Sono tante le attività che il Garante avrebbe potuto fare in anticipo sulla
scadenza del 25 maggio. Ma, anche nei documenti già messi a disposizione, ci
sono tanti problemi insoluti. Prendiamone due...
1. C’è un profilo importantissimo per la riorganizzazione dei ruoli
privacy cui le aziende sono chiamate nell’attuale, burrascoso momento di
assessment. Tutti sappiamo, che nel regime del Codice privacy, si è fatto
ampissimo ricorso all’istituto della designazione come responsabile di
soggetti interni alla propria organizzazione (resa possibile dalla
disciplina del Codice, sotto questo profilo non pienamente in linea con
lo spirito della Direttiva 45/CE): è quasi paradigmatico, sul mercato, lo
schema che vede designati come responsabili, ad esempio, il livello
apicale della funzione risorse umane, quello dell’IT o quello dell’amministrazione.
Ora, rispetto a tale realtà, la nuova configurazione del ruolo di
responsabile del trattamento, così come delineata nell’art. 28 del GDPR,
reca con sé una innovazione di eccezionale rilievo: per come concepito dal
legislatore europeo, infatti, il ruolo del responsabile è necessariamente
disegnato su un soggetto esterno all’azienda, che opera "per
conto" del titolare, e che (basta scorrere, appunto, l’art. 28) ha
una serie di caratteristiche intrinseche incompatibili con un soggetto che
faccia parte dell’organigramma interno del titolare.

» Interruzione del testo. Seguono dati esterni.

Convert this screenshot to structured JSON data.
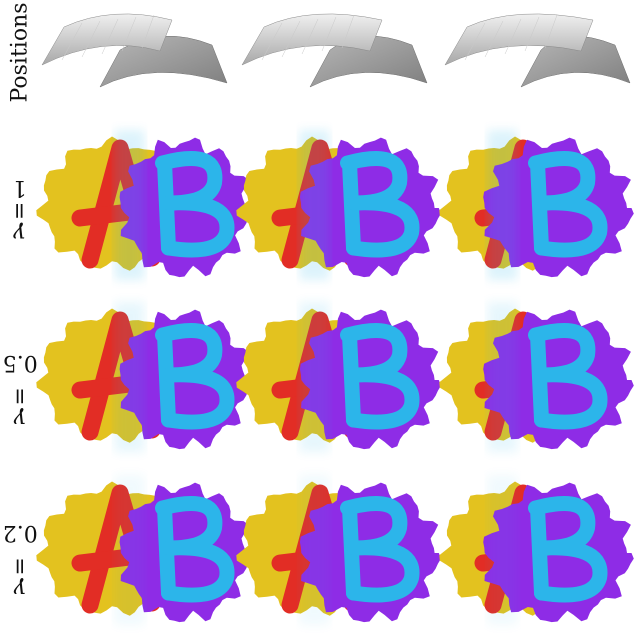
{
  "figure": {
    "rows": [
      {
        "label": "Positions",
        "kind": "positions"
      },
      {
        "label_symbol": "γ",
        "label_value": "1",
        "kind": "blend",
        "blend": [
          0.15,
          0.45,
          0.75
        ]
      },
      {
        "label_symbol": "γ",
        "label_value": "0.5",
        "kind": "blend",
        "blend": [
          0.15,
          0.45,
          0.75
        ]
      },
      {
        "label_symbol": "γ",
        "label_value": "0.2",
        "kind": "blend",
        "blend": [
          0.15,
          0.45,
          0.75
        ]
      }
    ],
    "columns": 3,
    "letters": {
      "left": "A",
      "right": "B"
    },
    "colors": {
      "yellow": "#e3c21f",
      "purple": "#8e2ce6",
      "red": "#e22d25",
      "cyan": "#2cb5ea",
      "surface_light": "#d9d9d9",
      "surface_dark": "#8f8f8f"
    }
  }
}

Ci si sarebbe aspettati, quindi, che almeno nella attività informativa
di base, costituita dalla Guida Operativa pubblicata dal Garante, e da ultimo
aggiornata, si dedicasse al tema almeno un accenno, spiegando che i
responsabili interni non possono più esistere in quanto tali. Ed invece no:
nemmeno una riga. Con il risultato che, nel delirio che sta caratterizzando
l’avvicinamento al 25 maggio, moltissime organizzazione non si stanno
nemmeno ponendo il problema della doverosa ri-definizione del ruolo di
quelli che ormai dovremmo chiamare ex-responsabili;
2. Nelle FAQ in ambito privato, il Garante ha ritenuto utile lanciarsi
in una elencazione di soggetti che devono considerarsi "tenuti
alla nomina del DPO". Nonostante lo stesso documento chiarisca in
un inciso il fatto che quella elencazione postuli comunque che
sussistano i presupposti fissati dall’art. 37, il messaggio che è
passato è che, ad esempio, un call center, in quanto tale, sia tenuto
alla designazione del DPO. Ripeto: nel documento, se lo si legge con
attenzione, l’Autorità ha chiarito la portata della elencazione, e
per i più avveduti è agevole rilevare che un call center non è
affatto tenuto ad avere un DPO, se non svolge operazioni di
trattamento descritte nell’art. 37.
Quello che va evidenziato,
allora, in questo caso, è un deficit di chiarezza e di comunicazione,
che, se non si vogliamo chiudere gli occhi e far finta di nulla, sta
portando a vivere come una sorta di prescrizione quello che l’Autorità
ha invece voluto lanciare come elemento chiarificatore, che tutto ha
fatto meno che chiarire.
Tanto c’è da fare, allora. Ma, anche nelle cose già fatte, sarebbe
forse il caso di operare qualche aggiustamento.